I am astounded everyday when I look out toward our feeding table in the backyard and witness remarkable interactions between animals that have no business being near one another . . . or so it would seem. A doe and her two fawns have been frequenting the feeding area over the past couple of months. We have watched the fawns’ spots disappear as the summer light turns toward orange and the tidal marsh awakens with a different kind of life– the changing of the seasons and the vast movement of birds in the night sky. I learned recently from my spouse, who is a model to me of playful curiosity, that birds mostly migrate at night and that there are literally millions of them flying in the dark, out of sight, every night. Which is astounding in and of itself. But what happens on the ground at night is also remarkable.
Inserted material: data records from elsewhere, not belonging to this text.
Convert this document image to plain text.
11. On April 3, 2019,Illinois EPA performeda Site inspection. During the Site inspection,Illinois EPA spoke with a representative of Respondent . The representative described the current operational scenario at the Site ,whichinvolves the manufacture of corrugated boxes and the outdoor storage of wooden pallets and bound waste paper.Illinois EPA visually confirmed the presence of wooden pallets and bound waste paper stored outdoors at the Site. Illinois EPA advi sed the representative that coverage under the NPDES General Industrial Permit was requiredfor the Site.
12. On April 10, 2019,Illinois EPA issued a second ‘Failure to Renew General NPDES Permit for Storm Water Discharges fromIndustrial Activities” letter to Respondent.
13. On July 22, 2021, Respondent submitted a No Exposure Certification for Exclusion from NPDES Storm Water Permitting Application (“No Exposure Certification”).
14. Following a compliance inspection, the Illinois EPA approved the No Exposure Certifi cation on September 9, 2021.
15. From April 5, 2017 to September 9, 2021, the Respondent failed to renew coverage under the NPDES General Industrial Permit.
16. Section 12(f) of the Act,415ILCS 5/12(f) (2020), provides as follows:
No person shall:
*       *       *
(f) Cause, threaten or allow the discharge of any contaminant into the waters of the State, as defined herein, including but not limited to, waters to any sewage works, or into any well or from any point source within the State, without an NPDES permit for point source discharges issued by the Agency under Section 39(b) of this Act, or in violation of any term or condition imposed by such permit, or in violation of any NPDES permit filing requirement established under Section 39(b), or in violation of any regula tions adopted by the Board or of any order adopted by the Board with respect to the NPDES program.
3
One evening a mother skunk and her baby waddled up to the feeding table while the deer were busy picking up black oil sunflower seeds with their delicate lips. The skunks and deer were apparently unconcerned with each other, neither aggressing nor running away. One of the fawns suddenly looked over at the baby skunk, who was edging closer to her position at the feeding table. The fawn also began to edge closer to the skunk. It seemed as if she became quite curious, like a child at play, about this small, oddly shaped creature with a white stripe. Ann and I were watching this scene with a mix of enthusiasm and concern that the fawn might get too close, startle the skunk and then we would have to suffer the consequences of the spray that would ensue. But the fawn simply watched and took the baby skunk’s skunkness in. The doe moved off and the fawn followed. No spray ensued.
This gentle, non-judgmental, non-aggressive curiosity is one quality of mindful awareness. In Coming Closer to Ourselves: Making Everything a Path of Awakening, Buddhist nun, Pema Chödron talks about this quality of curiosity as a foundation of Buddhist practice and a powerful tool for making friends with our discomfort and what we judge to be negative in ourselves and our lives. Over the years, as I have deepened my understanding and practice of mindfulness, I have come to appreciate curiosity in this way. When I enter into a moment of curious attention, like the fawn at the feeding table, I experience a spaciousness where both enthusiasm and concern melt away and what is left is a fawn and a skunk, a truly odd couple – like comfort and discomfort– being themselves, together in the world, and at peace.